# turbofan ovens? good?



## mulak (Jan 2, 2006)

Hey guys

I went to a food equipment store to do some equipment research for my dessert business in the future.

The employee told me that the blodgett oven is overrated because people basically buying the name. Also usually have to turn the pan around every 5 mins for even baking. Same goes for the hobart mixers, just buying the name.

They said that the food equipment industry have improved over the past decade and there are better brands out there than blodgett and hobart. They recommend the turbofan oven because there is no need to turn around the pans and way cheaper than blodgett like 2k difference for a 2-ovens unit.

what do you think? is it true or just a sale pitch?


----------



## Iceman (Jan 4, 2011)

I don't know anything about _Blodgett_ ovens ... but my answer to a guy ragging on _Hobart_ mixers would probably be along the lines of _"OK ... Thank you for your time today ... Let me get back to you. Adios Muchacho."_

Could I be wrong? Oh yeah, sure, being that I haven't used a Hobart mixer made this century. Their quality may have declined. That being said, I don't know what the #2 brand is. As for _Turbofan_ ovens ... _Well, they're cool._ I haven't used one enough to give an opinion other than _"They're cool"_.


----------



## flipflopgirl (Jun 27, 2012)

I don't usually agree with (the) Ice Man, but he is absolutely correct on the Hobart.
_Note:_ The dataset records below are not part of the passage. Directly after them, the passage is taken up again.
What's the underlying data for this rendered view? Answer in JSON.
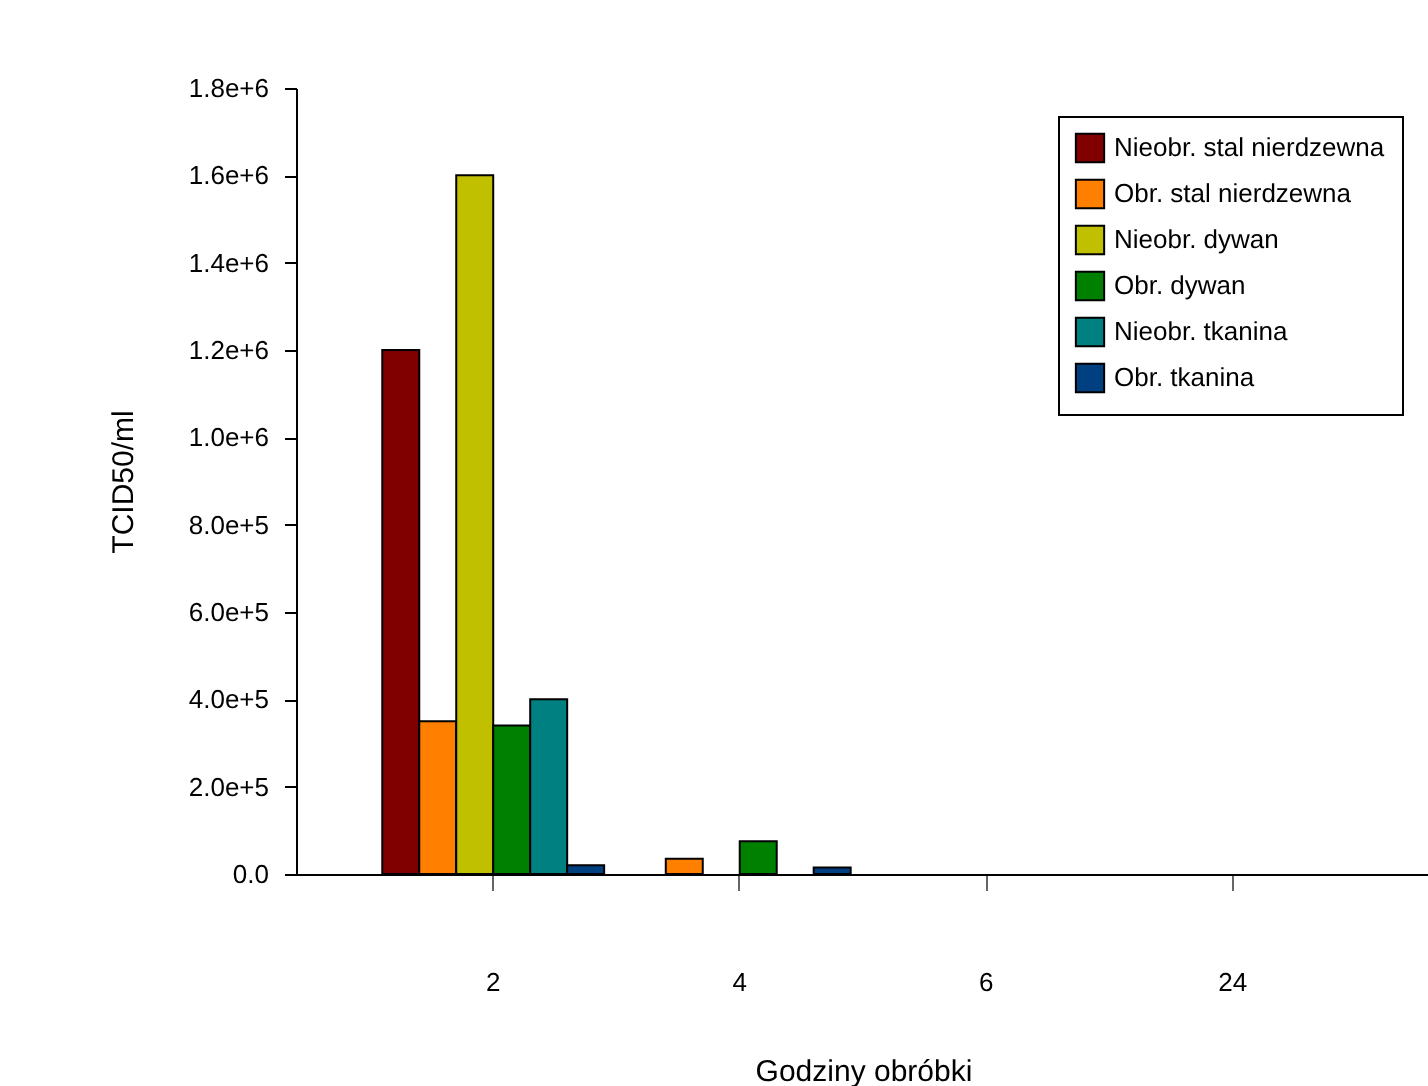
{
  "chart_data": {
    "type": "bar",
    "xlabel": "Godziny obróbki",
    "ylabel": "TCID50/ml",
    "categories": [
      "2",
      "4",
      "6",
      "24"
    ],
    "series": [
      {
        "name": "Nieobr. stal nierdzewna",
        "color": "#800000",
        "values": [
          1200000,
          null,
          null,
          null
        ]
      },
      {
        "name": "Obr. stal nierdzewna",
        "color": "#ff8000",
        "values": [
          350000,
          35000,
          null,
          null
        ]
      },
      {
        "name": "Nieobr. dywan",
        "color": "#c0c000",
        "values": [
          1600000,
          null,
          null,
          null
        ]
      },
      {
        "name": "Obr. dywan",
        "color": "#008000",
        "values": [
          340000,
          75000,
          null,
          null
        ]
      },
      {
        "name": "Nieobr. tkanina",
        "color": "#008080",
        "values": [
          400000,
          null,
          null,
          null
        ]
      },
      {
        "name": "Obr. tkanina",
        "color": "#004080",
        "values": [
          20000,
          15000,
          null,
          null
        ]
      }
    ],
    "ylim": [
      0,
      1800000
    ],
    "yticks": [
      {
        "value": 0,
        "label": "0.0"
      },
      {
        "value": 200000,
        "label": "2.0e+5"
      },
      {
        "value": 400000,
        "label": "4.0e+5"
      },
      {
        "value": 600000,
        "label": "6.0e+5"
      },
      {
        "value": 800000,
        "label": "8.0e+5"
      },
      {
        "value": 1000000,
        "label": "1.0e+6"
      },
      {
        "value": 1200000,
        "label": "1.2e+6"
      },
      {
        "value": 1400000,
        "label": "1.4e+6"
      },
      {
        "value": 1600000,
        "label": "1.6e+6"
      },
      {
        "value": 1800000,
        "label": "1.8e+6"
      }
    ],
    "grid": false,
    "legend": "top right"
  }
}
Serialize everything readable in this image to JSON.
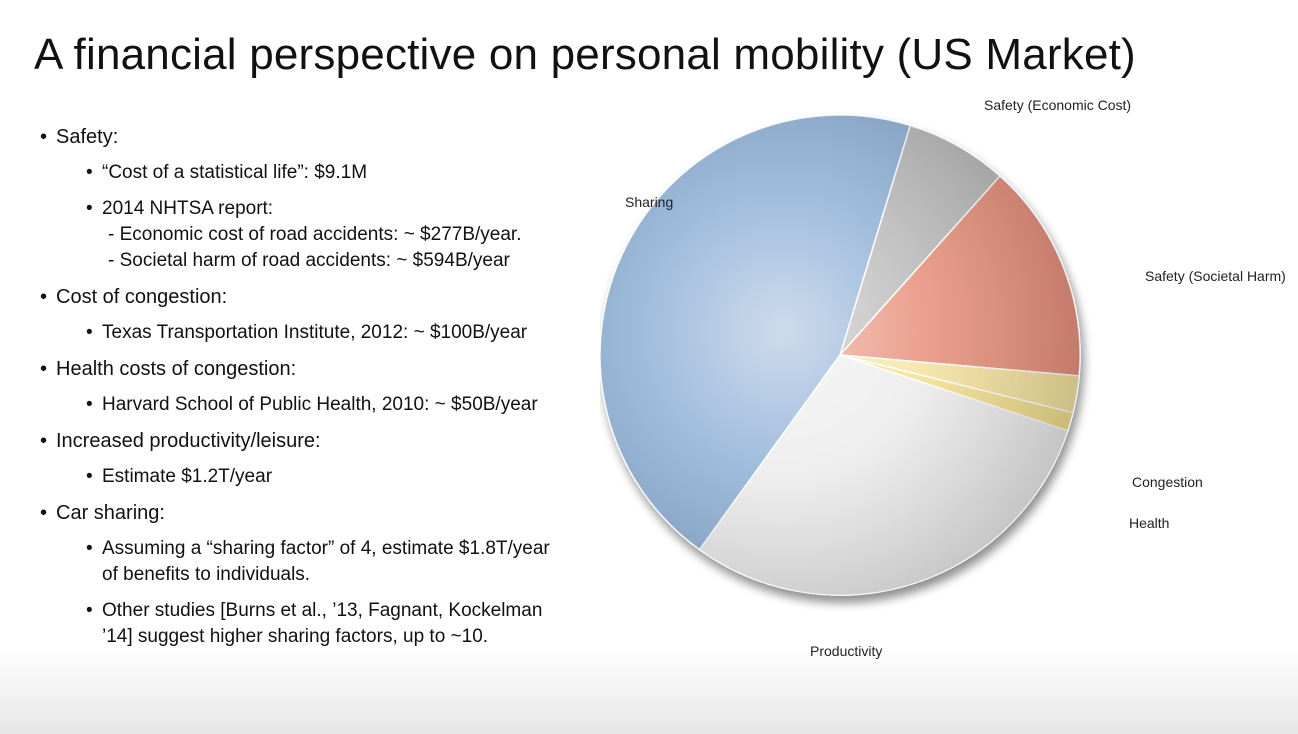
{
  "title": "A financial perspective on personal mobility  (US Market)",
  "bullets": {
    "safety": {
      "label": "Safety:",
      "stat_life": "“Cost of a statistical life”: $9.1M",
      "nhtsa": "2014 NHTSA report:",
      "economic": "- Economic cost of road accidents: ~ $277B/year.",
      "societal": "- Societal harm of road accidents: ~ $594B/year"
    },
    "congestion": {
      "label": "Cost of congestion:",
      "tti": "Texas Transportation Institute, 2012: ~ $100B/year"
    },
    "health": {
      "label": "Health costs of congestion:",
      "harvard": "Harvard School of Public Health, 2010: ~ $50B/year"
    },
    "productivity": {
      "label": "Increased productivity/leisure:",
      "estimate": "Estimate $1.2T/year"
    },
    "sharing": {
      "label": "Car sharing:",
      "factor_line1": "Assuming a “sharing factor” of 4, estimate $1.8T/year",
      "factor_line2": "of benefits to individuals.",
      "studies_line1": "Other studies [Burns et al., ’13, Fagnant, Kockelman",
      "studies_line2": "’14] suggest higher sharing factors, up to ~10."
    }
  },
  "chart_data": {
    "type": "pie",
    "title": "",
    "start_angle_deg": -73,
    "direction": "clockwise",
    "units": "$B/year",
    "slices": [
      {
        "label": "Safety (Economic Cost)",
        "value": 277,
        "color": "#b9b9b9"
      },
      {
        "label": "Safety (Societal Harm)",
        "value": 594,
        "color": "#e8907c"
      },
      {
        "label": "Congestion",
        "value": 100,
        "color": "#f6e3a0"
      },
      {
        "label": "Health",
        "value": 50,
        "color": "#f3e08e"
      },
      {
        "label": "Productivity",
        "value": 1200,
        "color": "#ececec"
      },
      {
        "label": "Sharing",
        "value": 1800,
        "color": "#8fb0d6"
      }
    ]
  }
}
That mixer is a kitchen work horse.

I am gonna jinx myself here...I have never had one break on me.

As far as I know the one I found for my bro's kitchen has never been new, lol

mimi

** Unless you are pumping out by the thousands for the unwashed masses, there is no place in the bakery for a fan oven of any brand, of course this is IMO ;-)


----------



## mulak (Jan 2, 2006)

I do agree about the hobart... it a ironclad equipment... it was a bit shocking to hear that hobarts are declining... I have dealt with hobart mixers for years, no problems so far... knocking on the commercial metal table 

on the other hand for blodgett ovens... I'm currently working in a bakery that sells cupcakes, cakes, pies, cookies etc... they have a 2-ovens unit blodgett, they are a bit of annoying ovens because we have to turn the pans around like every 5 mins to ensure even baking

Do you know a better brand of ovens that reduce this "turning the pans every 5 mins" situation into just once during half-baked of the products?


----------